Responsibility: Multi-GPU sharding (column-wise for layers), all-reduce for attn outputs.

Key Files/Dirs:

Interfaces:

  • Transparent to engine; wraps model sharding.
  • Trade-off: Simple TP (no pipeline), scales to 4+ GPUs via NVLink.

Data Flow

Typical online serving flow for a /chat/completions request (streaming decode). Prefill is chunked if long; decode loops with radix hits.

sequenceDiagram
    participant C as Client
    participant API as API Server (server/)
    participant Sch as Scheduler (scheduler/)
    participant Radix as Radix KV (kvcache/)
    participant Eng as Engine (engine/)
    participant Model as Model/Layers (models/)
    participant Kern as Kernels (kernel/)

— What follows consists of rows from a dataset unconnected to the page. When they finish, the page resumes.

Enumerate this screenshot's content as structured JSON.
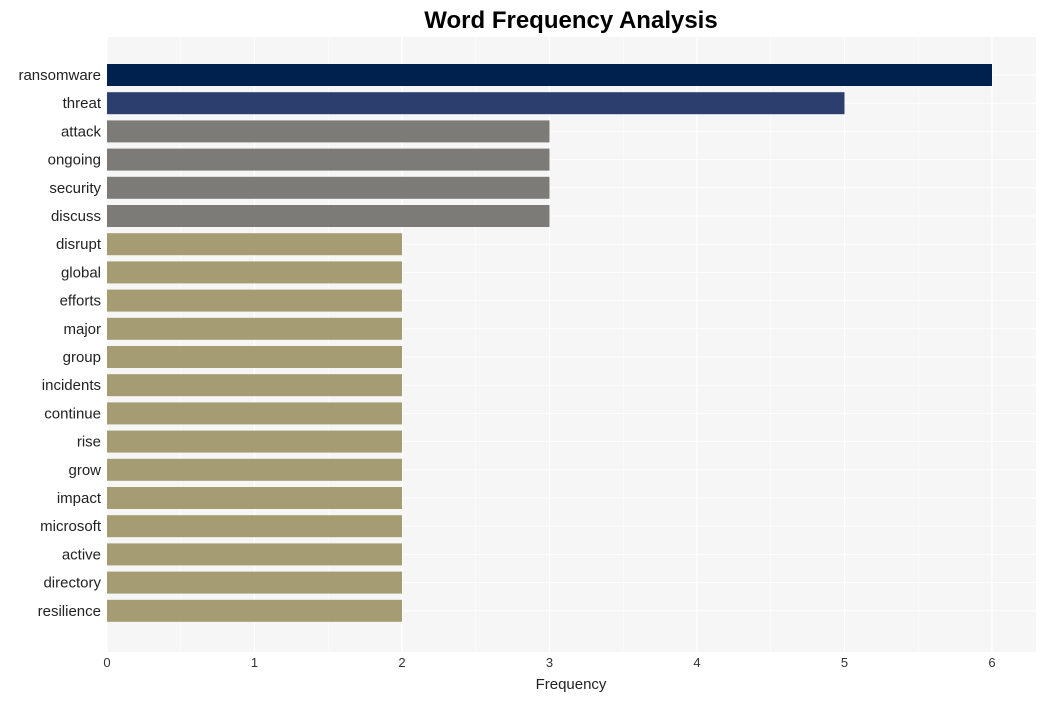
{
  "chart_data": {
    "type": "bar",
    "orientation": "horizontal",
    "title": "Word Frequency Analysis",
    "xlabel": "Frequency",
    "ylabel": "",
    "xlim": [
      0,
      6.3
    ],
    "xticks": [
      0,
      1,
      2,
      3,
      4,
      5,
      6
    ],
    "grid": true,
    "categories": [
      "ransomware",
      "threat",
      "attack",
      "ongoing",
      "security",
      "discuss",
      "disrupt",
      "global",
      "efforts",
      "major",
      "group",
      "incidents",
      "continue",
      "rise",
      "grow",
      "impact",
      "microsoft",
      "active",
      "directory",
      "resilience"
    ],
    "values": [
      6,
      5,
      3,
      3,
      3,
      3,
      2,
      2,
      2,
      2,
      2,
      2,
      2,
      2,
      2,
      2,
      2,
      2,
      2,
      2
    ],
    "colors": [
      "#00204e",
      "#2c3e6d",
      "#7c7b78",
      "#7c7b78",
      "#7c7b78",
      "#7c7b78",
      "#a59c74",
      "#a59c74",
      "#a59c74",
      "#a59c74",
      "#a59c74",
      "#a59c74",
      "#a59c74",
      "#a59c74",
      "#a59c74",
      "#a59c74",
      "#a59c74",
      "#a59c74",
      "#a59c74",
      "#a59c74"
    ]
  }
}
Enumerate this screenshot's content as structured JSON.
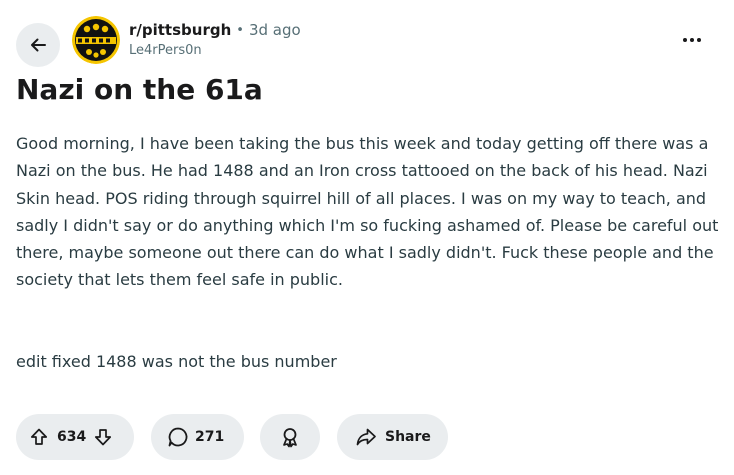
{
  "post": {
    "subreddit": "r/pittsburgh",
    "separator": "•",
    "time_ago": "3d ago",
    "author": "Le4rPers0n",
    "title": "Nazi on the 61a",
    "body": "Good morning, I have been taking the bus this week and today getting off there was a Nazi on the bus. He had 1488 and an Iron cross tattooed on the back of his head. Nazi Skin head. POS riding through squirrel hill of all places. I was on my way to teach, and sadly I didn't say or do anything which I'm so fucking ashamed of. Please be careful out there, maybe someone out there can do what I sadly didn't. Fuck these people and the society that lets them feel safe in public.",
    "edit": "edit fixed 1488 was not the bus number"
  },
  "actions": {
    "votes": "634",
    "comments": "271",
    "share_label": "Share"
  },
  "icons": {
    "back": "arrow-left-icon",
    "more": "ellipsis-icon",
    "upvote": "arrow-up-icon",
    "downvote": "arrow-down-icon",
    "comment": "speech-bubble-icon",
    "award": "award-icon",
    "share": "share-arrow-icon"
  },
  "colors": {
    "pill_bg": "#eaedef",
    "text_primary": "#1a1a1b",
    "text_secondary": "#576f76",
    "body_text": "#2a3c42",
    "avatar_yellow": "#f5c500",
    "avatar_black": "#111111"
  }
}
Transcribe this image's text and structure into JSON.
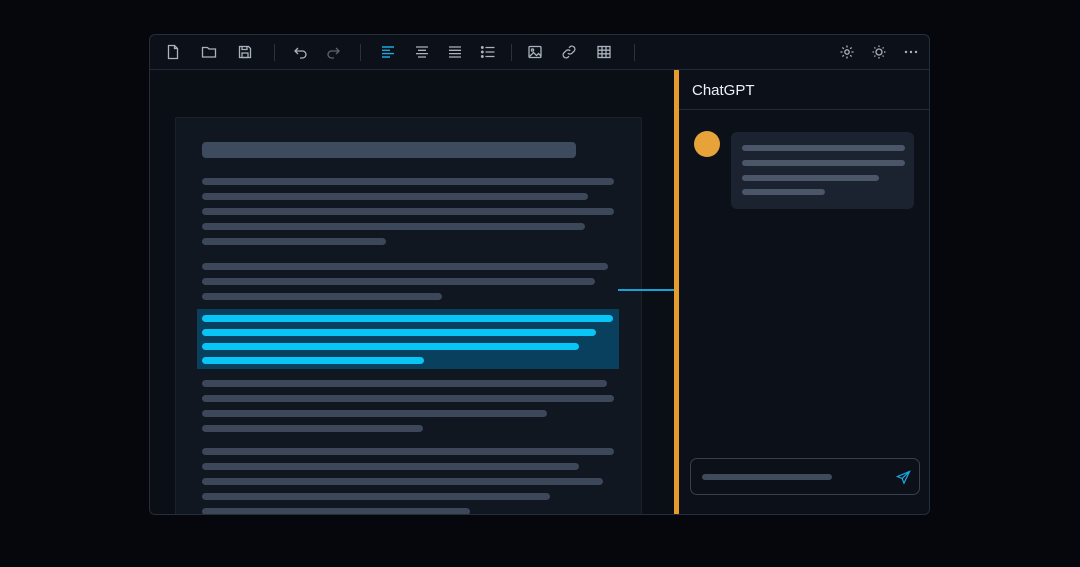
{
  "chat": {
    "title": "ChatGPT"
  },
  "toolbar": {
    "icons": [
      "new-file-icon",
      "open-folder-icon",
      "save-icon",
      "undo-icon",
      "redo-icon",
      "align-left-icon",
      "align-center-icon",
      "align-justify-icon",
      "list-icon",
      "image-icon",
      "link-icon",
      "table-icon",
      "settings-icon",
      "theme-icon",
      "more-icon"
    ],
    "active_icon": "align-left-icon"
  },
  "colors": {
    "accent": "#e59c2c",
    "highlight": "#08c5f5",
    "active_icon": "#19a9e4"
  }
}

    C->>+API: POST /v1/chat/completions {messages, stream=true}
    API->>+Sch: runtime.scheduler.add_request(messages)
    Sch->>+Radix: lookup_prefix(seq_id)
    Radix-->>-Sch: kv_blocks or miss
    Sch->>+Sch: batch_requests()
    Sch->>+Eng: run_prefill_batch(seqs, positions)
    Eng->>+Model: model.forward(seq_lens, positions)
    Model->>+Kern: attn(queries, radix_kv)
    Kern->>+Radix: evict/insert_kv_blocks()
    Radix-->>-Kern: cached_kv
    Kern-->>-Model: attn_out
    Model-->>-Eng: logits
    Eng-->>-Sch: new_tokens (top-k sample)

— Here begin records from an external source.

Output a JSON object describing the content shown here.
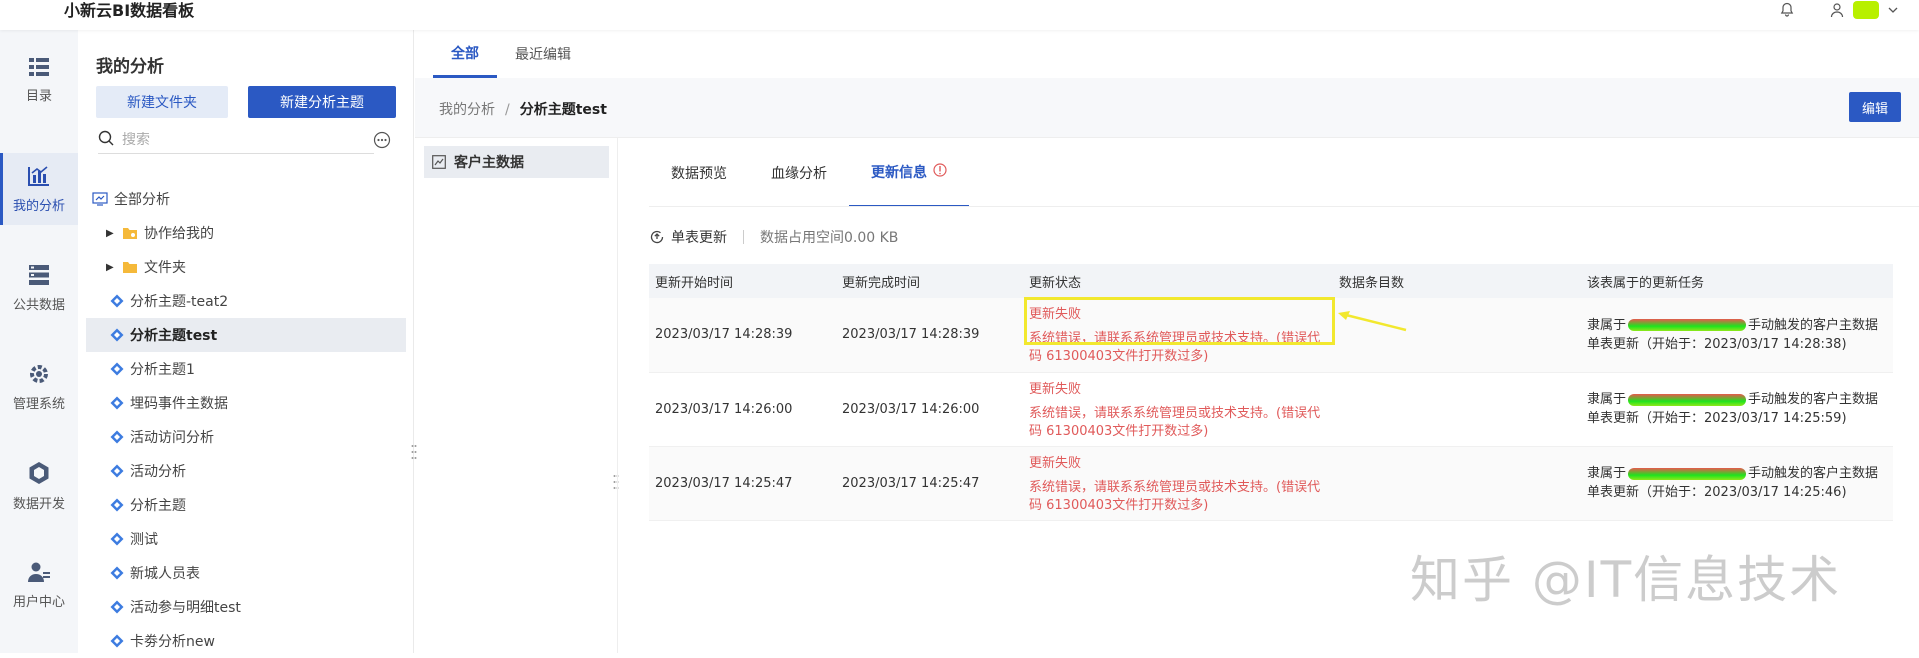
{
  "app": {
    "title": "小新云BI数据看板"
  },
  "colors": {
    "primary": "#2b59c3",
    "error": "#e05a5a",
    "highlight": "#f2e82e"
  },
  "topbar": {
    "icons": [
      "bell-icon",
      "user-icon",
      "chevron-down-icon"
    ]
  },
  "leftnav": {
    "items": [
      {
        "label": "目录",
        "icon": "catalog-icon"
      },
      {
        "label": "我的分析",
        "icon": "analysis-chart-icon"
      },
      {
        "label": "公共数据",
        "icon": "database-icon"
      },
      {
        "label": "管理系统",
        "icon": "gear-icon"
      },
      {
        "label": "数据开发",
        "icon": "cube-icon"
      },
      {
        "label": "用户中心",
        "icon": "users-icon"
      }
    ]
  },
  "tree_panel": {
    "title": "我的分析",
    "new_folder_label": "新建文件夹",
    "new_topic_label": "新建分析主题",
    "search_placeholder": "搜索",
    "items": [
      {
        "label": "全部分析"
      },
      {
        "label": "协作给我的"
      },
      {
        "label": "文件夹"
      },
      {
        "label": "分析主题-teat2"
      },
      {
        "label": "分析主题test"
      },
      {
        "label": "分析主题1"
      },
      {
        "label": "埋码事件主数据"
      },
      {
        "label": "活动访问分析"
      },
      {
        "label": "活动分析"
      },
      {
        "label": "分析主题"
      },
      {
        "label": "测试"
      },
      {
        "label": "新城人员表"
      },
      {
        "label": "活动参与明细test"
      },
      {
        "label": "卡劵分析new"
      }
    ]
  },
  "main": {
    "tabs": [
      {
        "label": "全部"
      },
      {
        "label": "最近编辑"
      }
    ],
    "breadcrumb": {
      "root": "我的分析",
      "separator": "/",
      "current": "分析主题test"
    },
    "edit_label": "编辑",
    "dataset_label": "客户主数据",
    "detail_tabs": [
      {
        "label": "数据预览"
      },
      {
        "label": "血缘分析"
      },
      {
        "label": "更新信息"
      }
    ],
    "toolbar": {
      "refresh_label": "单表更新",
      "usage_label": "数据占用空间0.00 KB"
    },
    "table": {
      "headers": [
        "更新开始时间",
        "更新完成时间",
        "更新状态",
        "数据条目数",
        "该表属于的更新任务"
      ],
      "rows": [
        {
          "start": "2023/03/17 14:28:39",
          "end": "2023/03/17 14:28:39",
          "status": "更新失败",
          "message": "系统错误，请联系系统管理员或技术支持。(错误代码 61300403文件打开数过多)",
          "count": "",
          "task_prefix": "隶属于",
          "task_suffix": "手动触发的客户主数据单表更新（开始于：2023/03/17 14:28:38)"
        },
        {
          "start": "2023/03/17 14:26:00",
          "end": "2023/03/17 14:26:00",
          "status": "更新失败",
          "message": "系统错误，请联系系统管理员或技术支持。(错误代码 61300403文件打开数过多)",
          "count": "",
          "task_prefix": "隶属于",
          "task_suffix": "手动触发的客户主数据单表更新（开始于：2023/03/17 14:25:59)"
        },
        {
          "start": "2023/03/17 14:25:47",
          "end": "2023/03/17 14:25:47",
          "status": "更新失败",
          "message": "系统错误，请联系系统管理员或技术支持。(错误代码 61300403文件打开数过多)",
          "count": "",
          "task_prefix": "隶属于",
          "task_suffix": "手动触发的客户主数据单表更新（开始于：2023/03/17 14:25:46)"
        }
      ]
    }
  },
  "watermark": "知乎 @IT信息技术"
}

    loop Decode (until EOS)
        Sch->>+Eng: run_decode_batch(1 token)
        Eng->>+Model: forward(extend positions)
        Note over Model,Kern: Reuse radix KV +1 token
        Model-->>-Eng: logits
        Eng-->>-Sch: token
        Sch-->>-API: yield token (stream)
    end

    API-->>-C: [token1, token2, ...] done

Notes:

  • Chunked Prefill: Long inputs split into fixed-size chunks (e.g., 1024 tokens).
  • Overlap: Scheduler batches next while engine decodes prior.
  • Radix Hit: Skips prefill recompute for shared prefixes.

Key Design Decisions

  • Architectural Pattern: Monolith with Modular Components (single process, clear dirs for concerns). Event-loop-like scheduler (PyTorch async) vs. full actor model. Batch-oriented (dynamic batching) for throughput.

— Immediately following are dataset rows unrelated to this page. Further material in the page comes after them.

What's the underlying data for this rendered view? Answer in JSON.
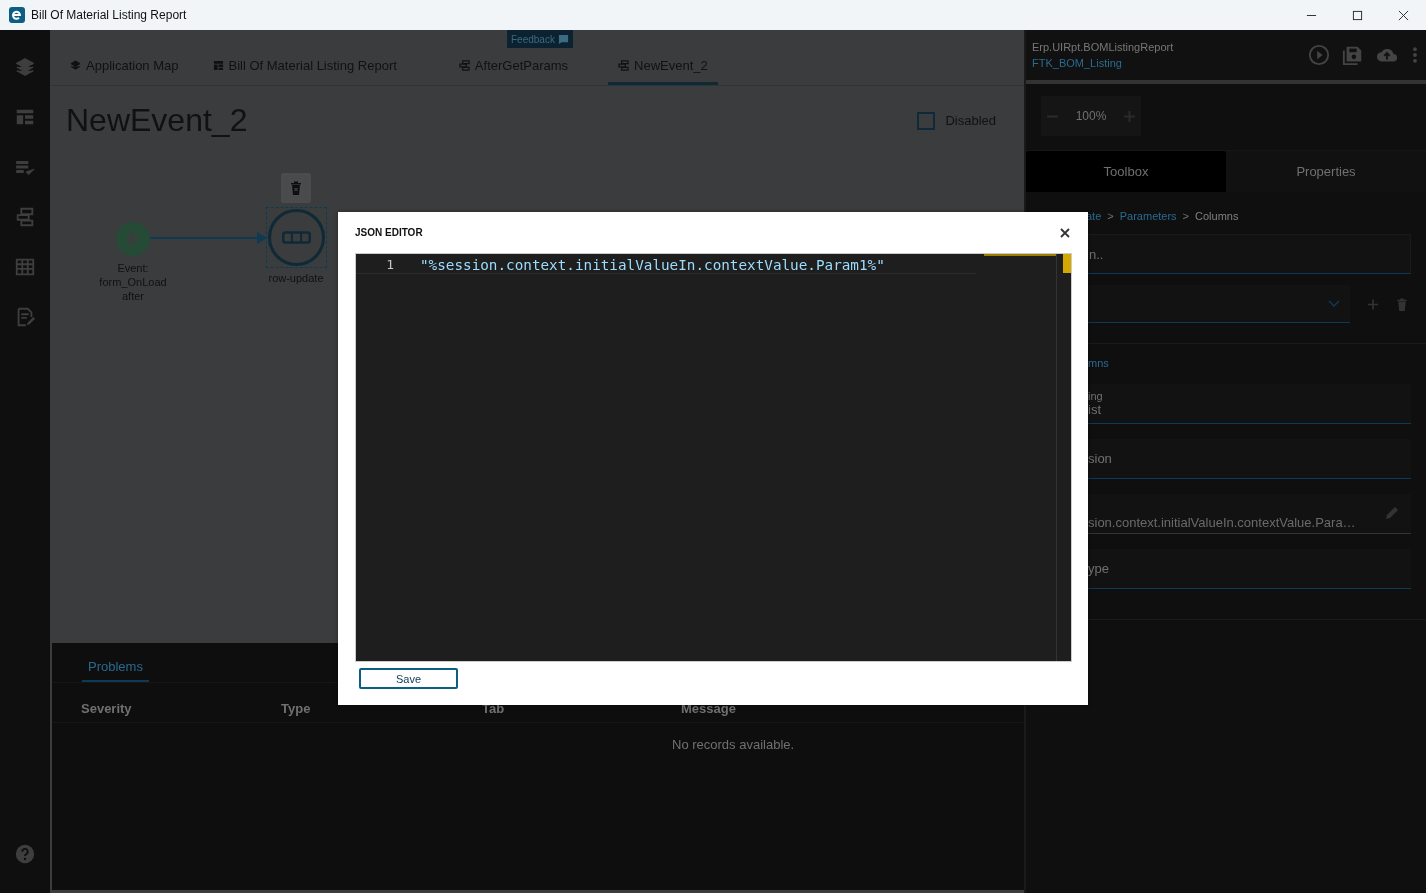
{
  "window": {
    "title": "Bill Of Material Listing Report"
  },
  "feedback": "Feedback",
  "tabs": [
    {
      "label": "Application Map",
      "kind": "map",
      "selected": false
    },
    {
      "label": "Bill Of Material Listing Report",
      "kind": "layout",
      "selected": false
    },
    {
      "label": "AfterGetParams",
      "kind": "event",
      "selected": false
    },
    {
      "label": "NewEvent_2",
      "kind": "event",
      "selected": true
    }
  ],
  "page_title": "NewEvent_2",
  "disabled_checkbox": {
    "label": "Disabled",
    "checked": false
  },
  "diagram": {
    "nodes": [
      {
        "kind": "start",
        "label": "Event: form_OnLoad after"
      },
      {
        "kind": "action",
        "label": "row-update",
        "selected": true
      }
    ]
  },
  "problems": {
    "tabs": [
      {
        "label": "Problems",
        "selected": true
      }
    ],
    "columns": [
      "Severity",
      "Type",
      "Tab",
      "Message"
    ],
    "empty_text": "No records available."
  },
  "right_panel": {
    "path": "Erp.UIRpt.BOMListingReport",
    "name": "FTK_BOM_Listing",
    "zoom": "100%",
    "tabs": [
      {
        "label": "Toolbox",
        "selected": true
      },
      {
        "label": "Properties",
        "selected": false
      }
    ],
    "breadcrumb": [
      "ate",
      "Parameters",
      "Columns"
    ],
    "breadcrumb_separator": ">",
    "search_value": "n..",
    "section": "mns",
    "fields": [
      {
        "kind": "text",
        "label": "ing",
        "value": "ist"
      },
      {
        "kind": "text",
        "value": "sion"
      },
      {
        "kind": "editable",
        "value": "sion.context.initialValueIn.contextValue.Para…"
      },
      {
        "kind": "text",
        "value": "ype"
      }
    ]
  },
  "json_editor": {
    "title": "JSON EDITOR",
    "lines": [
      {
        "number": "1",
        "text": "\"%session.context.initialValueIn.contextValue.Param1%\""
      }
    ],
    "save": "Save"
  }
}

  • Optimizations as First-Class:

    FeatureBenefitTrade-off
    Radix CachePrefix sharing (e.g., 2-5x TTFT in traces)Trie CPU overhead (~5-10% sched time); mem fragmentation
    Chunked PrefillLowers peak HBM (long ctx on H200)Minor latency (+1-2% TTFT)
    Overlap SchedulingHides 20-50% CPU overheadRequires GPU streams; disable via MINISGL_DISABLE_OVERLAP_SCHEDULING=1
    FlashInfer KernelsSOTA attn speedCUDA/Linux only; JIT compile time
  • Trade-offs for Compactness:

    • Python-heavy (~95% Python, minimal C++ in kernel/csrc/); readable but no AOT Rust/C++ for prod scale.
    • HF Transformers loader: Easy model support, but slower load vs. custom safetensors.
    • Single runtime (no microservices): Low latency, easy debug; scales vertically (TP).
    • No pipeline parallelism: Simpler, focuses on TP + batching.
  • Extensibility: Override scheduler/engine in core.py; add kernels via sgl_kernel. Benchmarks in benchmark/ validate (e.g., matches SGLang on Qwen traces).

This design demystifies LLM serving: scheduler is the “brain,” kernels the “muscle.” Dive into core.py for wiring.